Jesus is often quoted in LDS sermons, "And ye shall know the truth, and the truth shall make you free" (John 8:32). Early Mormon apostle Orson Pratt preached that "All beings having intelligence must have their agency. Laws must be given, suited and adapted to this agency; and when God sends inhabitants on various creations he [p.xiv] sends them on the great and grand principle of giving them an opportunity to exercise that agency (Essential Orson Pratt [1991], 374). Brigham Young agreed that freedom is "a law of [human] existence, and the Lord cannot violate his own law; were he to do that he would cease to be God … this is a law which has existed from all eternity, and will continue to exist throughout all the eternities to come. Every intelligent being must have the power of choice" (Journal of Discourses 11:272). Latter-day Saint president Joseph F. Smith wrote, "The Almighty raised up [this nation]… to the end that those who are kept in bondage and serfdom may be brought to the enjoyment of the fullest freedom and liberty of conscience possible for intelligent man to exercise in the earth" (Gospel Doctrine [1939], 409).

Some Mormons believe that political and religious liberty is critically important for the church today. Current LDS apostle Dallin Oaks has explained:

The Church of Jesus Christ of Latter-day Saints does not attempt to isolate its members from alternate voices. Its approach, as counseled by the prophet Joseph Smith, is to teach correct principles and then leave its members to govern themselves by personal choices. Members of the church are free to participate or to listen to any alternate voices they choose, but church leaders should avoid official involvement directly or indirectly (Ensign, May 1989, 28).

Similarly, the current senior apostle of the LDS Quorum of the Twelve, Howard W. Hunter, reflected: "To fully understand this gift of agency and its inestimable worth, it is imperative that we understand that God's chief way of acting is by persuasion and patience and long-suffering, not by coercion and stark confrontation" (Ensign, Nov. 1989, 18).

Elder Loren C. Dunn of the LDS First Council of the Seventy endorsed freedom of conscience with these words: "No one will force us to do what is right. We should be 'in tune' with the spirit, that is, listen to our conscience, and then 'discipline ourselves'" (This I Know [1985], 6-7). Apostle Boyd K. Packer was asked by the wife of a U.S. Army general how Mormons are able to control their youth. He responded, "We develop control by teaching freedom… A four-star general is nothing if not a disciplinarian. But when one understands [p.xv] the Gospel, it becomes very clear that the best control is self control" (Ensign, May 1983).

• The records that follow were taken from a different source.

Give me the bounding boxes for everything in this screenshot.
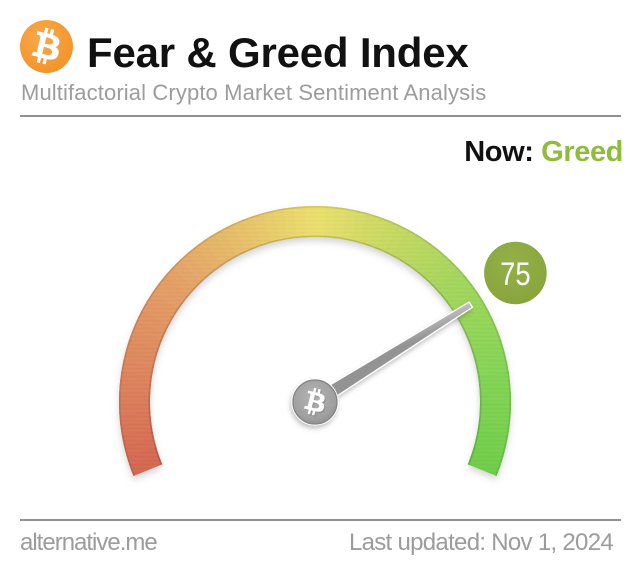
svg-text:75: 75 (500, 256, 531, 292)
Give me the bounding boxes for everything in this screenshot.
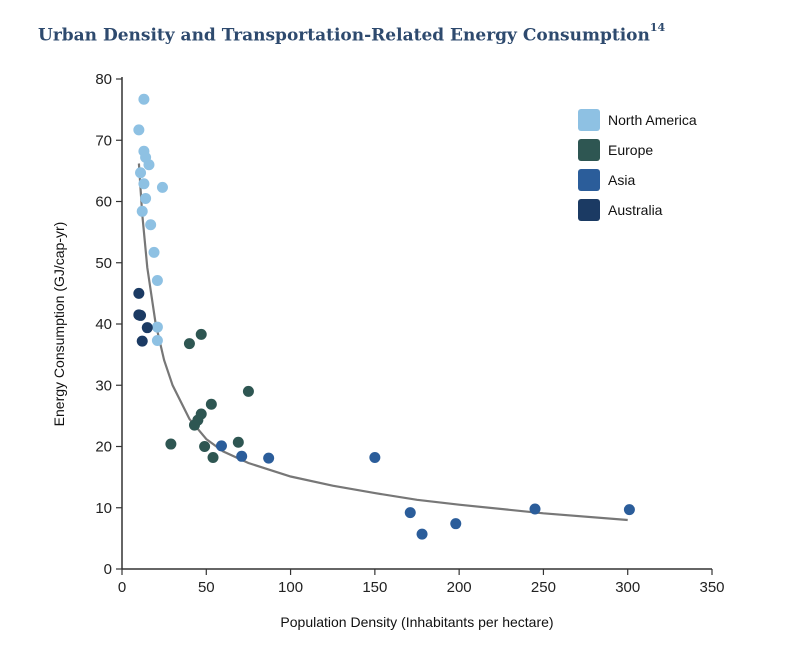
point-europe [183, 338, 195, 350]
legend-label-australia: Australia [608, 202, 663, 218]
point-asia [416, 528, 428, 540]
point-asia [369, 452, 381, 464]
point-australia [141, 322, 153, 334]
x-tick-label: 200 [447, 579, 472, 596]
axes: 0 10 20 30 40 50 60 70 80 0 50 100 150 200 250 300 350 [95, 71, 724, 596]
point-north-america [151, 275, 163, 287]
point-north-america [140, 192, 152, 204]
legend: North America Europe Asia Australia [578, 109, 697, 221]
legend-label-europe: Europe [608, 142, 653, 158]
x-tick-label: 300 [615, 579, 640, 596]
y-tick-label: 70 [95, 132, 112, 149]
point-europe [199, 441, 211, 452]
point-asia [404, 507, 416, 519]
point-europe [188, 419, 200, 431]
y-tick-label: 0 [104, 561, 112, 578]
point-north-america [136, 205, 148, 217]
x-tick-label: 250 [531, 579, 556, 596]
title-footnote: 14 [649, 21, 666, 34]
chart-title: Urban Density and Transportation-Related… [38, 21, 666, 46]
y-tick-label: 30 [95, 377, 112, 394]
data-points [133, 93, 635, 540]
point-europe [242, 385, 254, 397]
x-tick-label: 0 [118, 579, 126, 596]
point-europe [207, 452, 219, 464]
point-asia [236, 450, 248, 462]
trendline-group [137, 163, 628, 522]
point-north-america [135, 167, 147, 179]
point-europe [165, 438, 177, 450]
point-europe [195, 328, 207, 340]
x-tick-label: 100 [278, 579, 303, 596]
x-axis-title: Population Density (Inhabitants per hect… [280, 614, 553, 630]
point-north-america [133, 124, 145, 136]
legend-swatch-asia [578, 169, 600, 191]
point-asia [529, 503, 541, 515]
point-north-america [151, 321, 163, 333]
point-asia [263, 452, 275, 464]
legend-swatch-europe [578, 139, 600, 161]
x-tick-label: 150 [362, 579, 387, 596]
point-north-america [151, 335, 163, 347]
point-europe [232, 436, 244, 448]
point-australia [133, 287, 145, 299]
legend-swatch-australia [578, 199, 600, 221]
trendline [137, 163, 628, 522]
legend-label-asia: Asia [608, 172, 635, 188]
chart-title-text: Urban Density and Transportation-Related… [38, 25, 650, 46]
y-tick-label: 40 [95, 316, 112, 333]
y-tick-label: 50 [95, 255, 112, 272]
point-asia [215, 440, 227, 452]
point-north-america [143, 159, 155, 171]
legend-label-north-america: North America [608, 112, 697, 128]
point-north-america [148, 246, 160, 258]
y-axis-title: Energy Consumption (GJ/cap-yr) [51, 222, 67, 427]
point-north-america [138, 178, 150, 190]
y-tick-label: 10 [95, 500, 112, 517]
y-tick-label: 60 [95, 194, 112, 211]
point-asia [450, 518, 462, 530]
x-tick-label: 50 [198, 579, 215, 596]
x-tick-label: 350 [699, 579, 724, 596]
point-australia [135, 309, 147, 321]
point-north-america [138, 93, 150, 105]
point-asia [623, 504, 635, 516]
y-tick-label: 20 [95, 439, 112, 456]
point-europe [205, 398, 217, 410]
point-australia [136, 335, 148, 347]
point-north-america [145, 219, 157, 231]
point-north-america [156, 181, 168, 193]
legend-swatch-north-america [578, 109, 600, 131]
y-tick-label: 80 [95, 71, 112, 88]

The mutual heritage of freedom of conscience among Mormons and humanists provides common ground for dialogue. Although each group might not agree entirely on the meaning of religious and intellectual expression, they both understand and recognize the importance of freedom.

The present conflict in the Mormon community regarding academics and feminists is addressed in the essays contained in this volume. BYU faculty have been forbidden from participating in unapproved symposia and conferences. In 1992 Phi Beta Kappa for the third time in fifteen years denied permission to establish a chapter at BYU because its mission statement, which forbids academic work that contradicts fundamental church doctrines, is "problematic for an institution of higher learning where free inquiry should prevail" (Salt Lake Tribune, May 20, 1992). The 1995 accreditation process for BYU begins this year with self-evaluation by BYU administrators, and must be pursued with courage and integrity.

We hope that the Mormon community will recall its heritage as religious humanists, a heritage of freedom of conscience and expression that requires the community to find a way to listen to thoughtful dissenters and discuss differences with mutual respect. At the same time, secular humanists, with their tradition of tolerance and open-mindedness, will find that they have much in common and much to admire in the passion, honesty, and intellectual integrity of Mormons, as well as of people of other faiths who earnestly try to harmonize their religious and intellectual traditions.